Odd Nosdam: T.I.M.E. Soundtrack
By Team JamBase May 5, 2009 • 2:15 pm PDT

You wouldn’t exactly have an easy time matching the face with the name after giving Odd Nosdam‘s T.I.M.E. Soundtrack (reissued February 17 on Anticon.) a good listen. Take a dive into the crunchy beats and gritty pow of T.I.M.E., which is characterized by a hard, rough-and-tumble hip-hop flavor, and David P. Madson, the plaid-clad, bearded skater out of Cincinnati probably wouldn’t be the first personage to come to mind.
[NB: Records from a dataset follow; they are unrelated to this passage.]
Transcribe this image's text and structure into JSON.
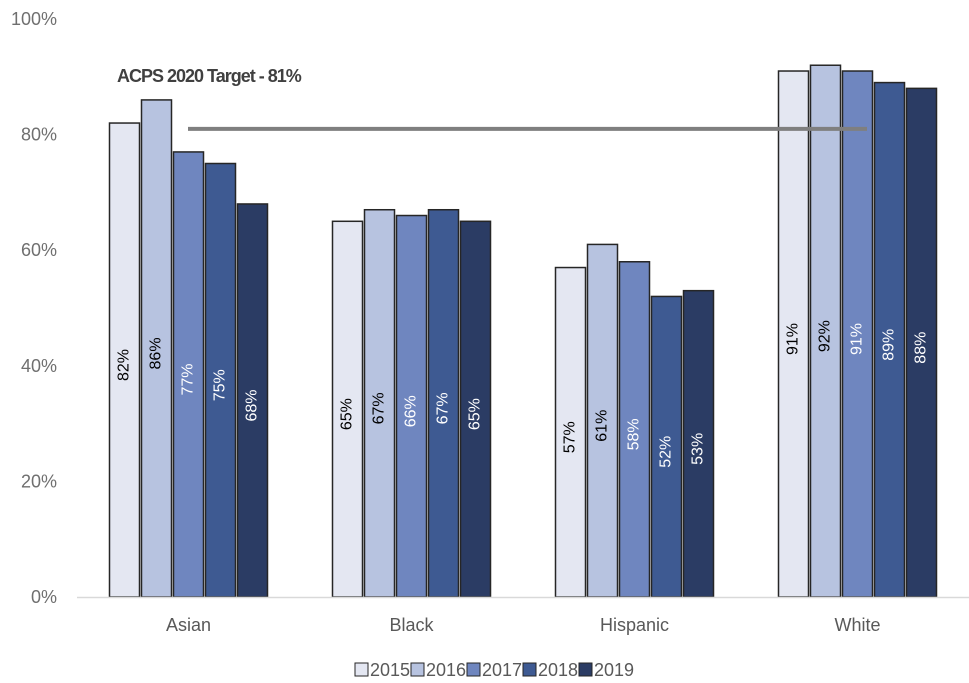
{
  "chart_data": {
    "type": "bar",
    "categories": [
      "Asian",
      "Black",
      "Hispanic",
      "White"
    ],
    "series": [
      {
        "name": "2015",
        "values": [
          82,
          65,
          57,
          91
        ],
        "labels": [
          "82%",
          "65%",
          "57%",
          "91%"
        ],
        "color": "#e4e7f2",
        "label_color": "#000000"
      },
      {
        "name": "2016",
        "values": [
          86,
          67,
          61,
          92
        ],
        "labels": [
          "86%",
          "67%",
          "61%",
          "92%"
        ],
        "color": "#b7c3e0",
        "label_color": "#000000"
      },
      {
        "name": "2017",
        "values": [
          77,
          66,
          58,
          91
        ],
        "labels": [
          "77%",
          "66%",
          "58%",
          "91%"
        ],
        "color": "#6f86bf",
        "label_color": "#ffffff"
      },
      {
        "name": "2018",
        "values": [
          75,
          67,
          52,
          89
        ],
        "labels": [
          "75%",
          "67%",
          "52%",
          "89%"
        ],
        "color": "#3e5a92",
        "label_color": "#ffffff"
      },
      {
        "name": "2019",
        "values": [
          68,
          65,
          53,
          88
        ],
        "labels": [
          "68%",
          "65%",
          "53%",
          "88%"
        ],
        "color": "#2b3c64",
        "label_color": "#ffffff"
      }
    ],
    "ylim": [
      0,
      100
    ],
    "y_ticks": [
      0,
      20,
      40,
      60,
      80,
      100
    ],
    "y_tick_labels": [
      "0%",
      "20%",
      "40%",
      "60%",
      "80%",
      "100%"
    ],
    "grid": false,
    "legend_position": "bottom",
    "target": {
      "label": "ACPS 2020 Target - 81%",
      "value": 81,
      "color": "#7f7f7f"
    },
    "bar_outline_color": "#262626"
  }
}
Nonetheless, he is the mover behind this music and he crafts with an amazing knack for piecing together bumping loops and killer breaks, old school beat methods and fresh rhythms into a cohesive, extremely listenable assortment.
The reissue (originally released in ’07) serves as the soundtrack to Element Skateboards’ This Is My Element, a comprehensive skating video that features such well-known professionals as Chad Muska and Bam Margera blowing minds with their board-maneuvering mastery. To inspire his score-making efforts, Nosdam attempted to interpret the stylistic trademarks of each skater and convert them into applicable nuggets to fit their clips. Some translate to choppy, disjointed, chaos-driven inserts, while others to multi-segmented, dramatic compositions. Nosdam is known as a crate excavator, scouring through yard sales and record shops wherever he can in search of undiscovered diamonds, and traces of that dedication are evident in the diversity offered here. On the whole, T.I.M.E. packs a damn solid punch, being both grating and assaulting, yet doing so in a manner that winds up pleasurable to the ears. There are glitchy wisps of Prefuse 73, bits of DJ Shadow and Cut Chemist in certain structures, but overall, Nosdam’s sound is distinctively and definitively of his own.
A common thread runs through T.I.M.E., something of a vintage hip-hop core sprinkled with modern, novel spices, yet many tracks have very divergent identities unto themselves. “Top Rank” has a chipper, bouncy central riff resting on a smashing bassline, and “Ethereal Slap” is one that’s based on a more psychedelic, ambient-infused model, lined with chill bells, echoing drones and a simple snare beat. Both are nicely organized into soothing movements that carry one floatingly by. Then, take the concluding “T.I.M.E. Out,” made up of a barrage of wacky sound bits coming at you in unexpected shifts with a kooky time sequence, and “Trunk Bomb,” which is reminiscent of the Knight Rider theme song taken to a chop shop and boldly reconfigured, and you begin to hear how many different niches this music dips into. Throw in the guitar-driven, distortion-laden “We Bad Apples,” and you understand how this harmonious disparity continues unabated as the man behind the curtain, whoever he is, twists, spins, turns and molds all these jagged jigsaw pieces into one eclectic, entirely refreshing puzzle.